Bison shift-reduce conflict - Unable to resolve

Question

The grammar is as follows:

1. program -> declaration-list
2. declaration-list -> declaration-list declaration | declaration
3. declaration -> var-declaration | fun-declaration
4. var-declaration -> type-specifier ID ; | type-specifier ID [ NUM ] ;
5. type-specifier -> int | void
6. fun-declaration -> type-specifier ID ( params ) compound-stmt
7. params -> param-list | void
8. param-list -> param-list , param | param
9. param -> type-specifier ID | type-specifier ID [ ]
10. compound-stmt -> { local-declarations statement-list }
11. local-declarations -> local-declarations var-declarations | empty
12. statement-list -> statement-list statement | empty
13. statement -> expression-stmt | compound-stmt | selection-stmt |
iteration-stmt | return-stmt
14. expression-stmt -> expression ; | ;
15. selection-stmt -> if ( expression ) statement |
if ( expression ) statement else statement
16. iteration-stmt -> while ( expression ) statement
17. return-stmt -> return ; | return expression ;
18. expression -> var = expression | simple-expression
19. var -> ID | ID [ expression ]
20. simple-expression -> additive-expression relop additive-expression |
additive-expression
21. relop -> <= | < | > | >= | == | !=
22. additive-expression -> additive-expression addop term | term
23. addop -> + | -
24. term -> term mulop factor | factor
25. mulop -> * | /
26. factor -> ( expression ) | var | call | NUM
27. call -> ID ( args )
28. args -> arg-list | empty
29. arg-list -> arg-list , expression | expression

The shift reduce conflict that I get through bison -d -v xyz.l is in state 97

state 97

   29 selection-stmt: IF LFT_BRKT expression RGT_BRKT statement .
   30               | IF LFT_BRKT expression RGT_BRKT statement . ELSE statement

    ELSE  shift, and go to state 100

    ELSE      [reduce using rule 29 (selection-stmt)]
    $default  reduce using rule 29 (selection-stmt)

But I do not know how to resolve this conflict.

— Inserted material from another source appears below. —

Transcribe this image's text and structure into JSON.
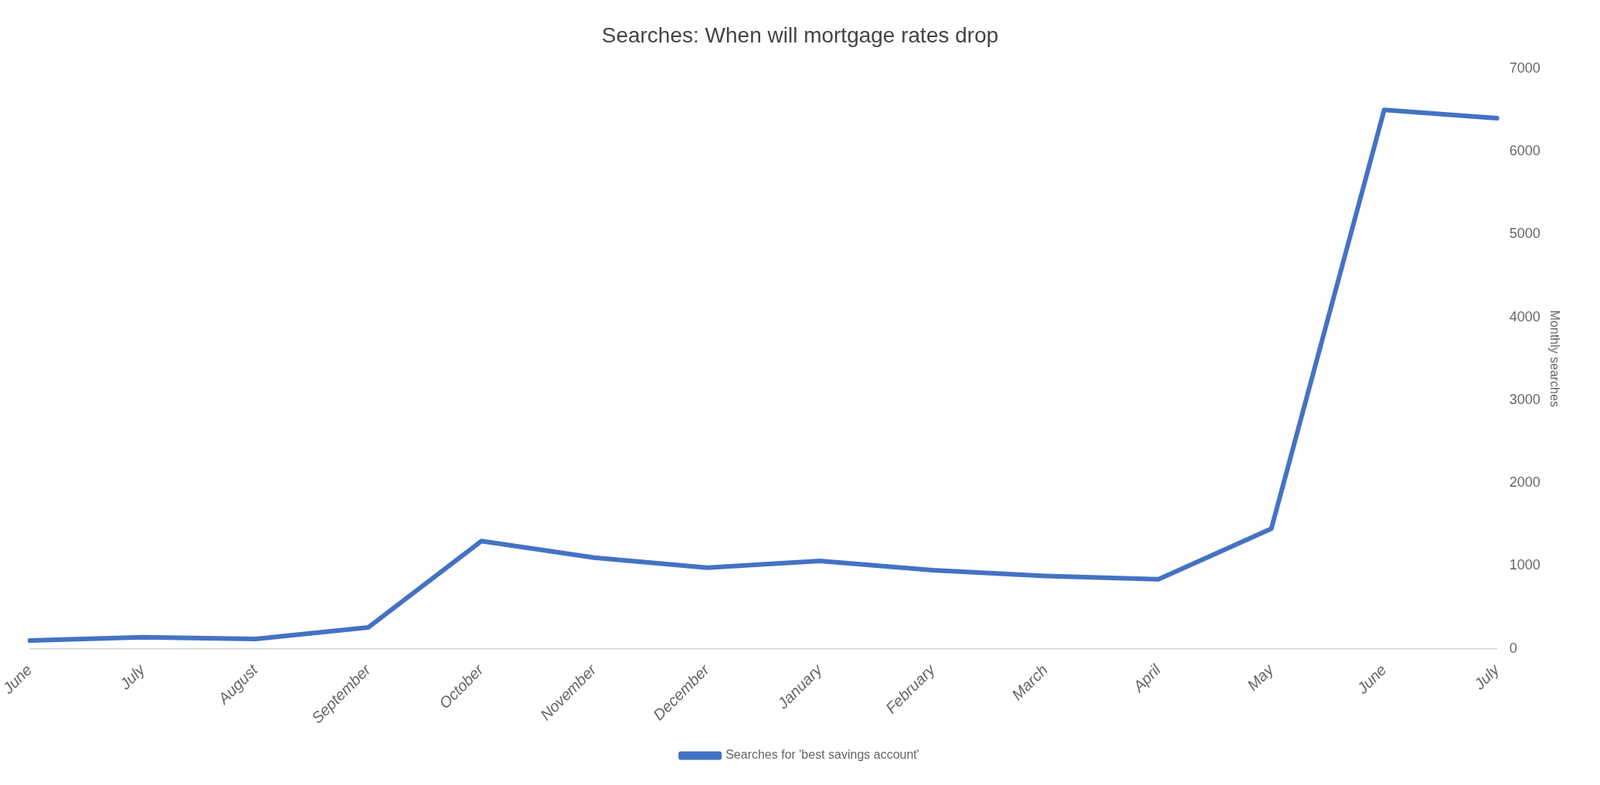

Waiting for an answer.

Answer 1

You would want to resolve the conflict in favour of shifting the 'else'. Fortunately, bison has done that for you automatically (but it still lets you know about it.)

Section 5.2 of the Bison manual is about precisely this shift/reduce conflict. As it says there, you can eliminate the warning message if you want to with a %expect declaration. Alternatively, you can explicitly declare the "prefer to shift the else" resolution by using bison/yacc's precedence declarations: give the else token a higher precedence than the if productions without an else clause. (You'll probably want to use something like %prec IF in the productions themselves, because by default a production has the precedence of its last terminal, which in this case will be a right parenthesis.)

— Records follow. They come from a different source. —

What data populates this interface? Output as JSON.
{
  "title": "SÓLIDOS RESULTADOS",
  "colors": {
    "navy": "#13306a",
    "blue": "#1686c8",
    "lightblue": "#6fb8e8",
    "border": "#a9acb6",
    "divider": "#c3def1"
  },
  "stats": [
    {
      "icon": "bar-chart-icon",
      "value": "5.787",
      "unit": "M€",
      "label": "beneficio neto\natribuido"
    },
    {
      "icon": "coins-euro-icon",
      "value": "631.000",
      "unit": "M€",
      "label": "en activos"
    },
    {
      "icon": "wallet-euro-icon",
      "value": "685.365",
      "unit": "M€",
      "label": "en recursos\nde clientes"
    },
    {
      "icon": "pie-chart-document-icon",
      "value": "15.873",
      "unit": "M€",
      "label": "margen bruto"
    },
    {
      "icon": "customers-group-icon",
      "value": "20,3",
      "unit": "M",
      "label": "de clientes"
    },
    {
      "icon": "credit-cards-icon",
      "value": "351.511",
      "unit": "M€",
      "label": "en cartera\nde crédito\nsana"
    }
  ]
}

This specific shift/reduce conflict was a large part of the motivation for the resolution strategy of the original yacc parser-generator, as described in the historic paper on yacc, or in the Dragon book, because it is somewhat annoying to eliminate the conflict from a grammar. The solution to this question is a nice brain-teaser, but in practice it is usually easier and more maintainable to use the precedence declaration or Bison's built-in ambiguity elimination.

This problem is one of the exercises in the Dragon book. The basic outline of the solution goes like this:

1. There would not be an issue if the statement in if (expression) statement could not be an if statement. else cannot begin a statement, so if ( 0 ) break; cannot be reduced with else in the lookahead. The problem is if (0) if (0) break; else Now, it's not obvious whether else should be shifted (and thereby attached to the second if) or if the second if should be reduced, leaving the else to be shifted onto the first if. Normal practice (and yacc's ambiguity resolution algorithm) dictate the first.

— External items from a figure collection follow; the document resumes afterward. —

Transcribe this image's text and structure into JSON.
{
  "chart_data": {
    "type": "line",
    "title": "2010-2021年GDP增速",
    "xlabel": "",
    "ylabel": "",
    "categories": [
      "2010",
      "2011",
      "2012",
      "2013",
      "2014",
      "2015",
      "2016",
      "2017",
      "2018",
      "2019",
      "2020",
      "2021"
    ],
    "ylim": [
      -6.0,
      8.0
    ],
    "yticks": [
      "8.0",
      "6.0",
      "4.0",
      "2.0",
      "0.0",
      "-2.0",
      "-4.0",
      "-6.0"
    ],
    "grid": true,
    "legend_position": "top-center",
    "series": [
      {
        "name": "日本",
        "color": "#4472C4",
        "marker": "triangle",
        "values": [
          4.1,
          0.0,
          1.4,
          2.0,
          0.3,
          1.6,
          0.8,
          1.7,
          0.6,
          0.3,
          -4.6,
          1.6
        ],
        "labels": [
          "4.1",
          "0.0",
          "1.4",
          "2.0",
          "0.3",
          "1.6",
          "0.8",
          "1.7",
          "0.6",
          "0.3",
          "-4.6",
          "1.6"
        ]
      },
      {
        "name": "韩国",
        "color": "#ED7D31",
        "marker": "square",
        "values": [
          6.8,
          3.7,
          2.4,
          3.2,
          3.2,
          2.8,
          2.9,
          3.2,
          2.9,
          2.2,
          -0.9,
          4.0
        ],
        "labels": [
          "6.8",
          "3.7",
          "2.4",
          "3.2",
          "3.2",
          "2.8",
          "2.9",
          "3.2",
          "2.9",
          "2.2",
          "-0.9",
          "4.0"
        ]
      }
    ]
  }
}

2. So let's distinguish between complete if-statements and incomplete if-statements. An incomplete if-statement is a statement which could have been completed with an else clause, and so it cannot be immediately followed by else (since it would have included the else). A complete statement cannot be extended with an else, so it also must not end with an incomplete statement.

So we can try something like:

statement              : complete_statement
                       | incomplete_conditional

complete_statement     : complete_conditional
                       | statement_other_than_conditional

complete_conditional   : "if" '(' expression ')' complete_statement "else" complete_statement

incomplete_conditional : "if" '(' expression ')' statement
                       | "if" '(' expression ')' complete_statement "else" incomplete_conditional

Languages like C have other statement types which can end with enclosed statements (looping statements, for example). All of those also have to be divided between "complete" and "incomplete", depending on the completeness of the terminating statement. That's what makes this solution annoying.

Note: The above grammar has been corrected from the incorrect version posted nine years ago. Several answers refer to the incorrect answer; unfortunately, none of them thought to signal the error with a comment which I might see. I apologise if anyone used the incorrect code.

Answer 2

See my answer here: Reforming the grammar to remove shift reduce conflict in if-then-else. In my experience, you should never leave "known conflicts", solve them. Using %expect N with N != 0 is not safe, IMHO (GLR aside, of course).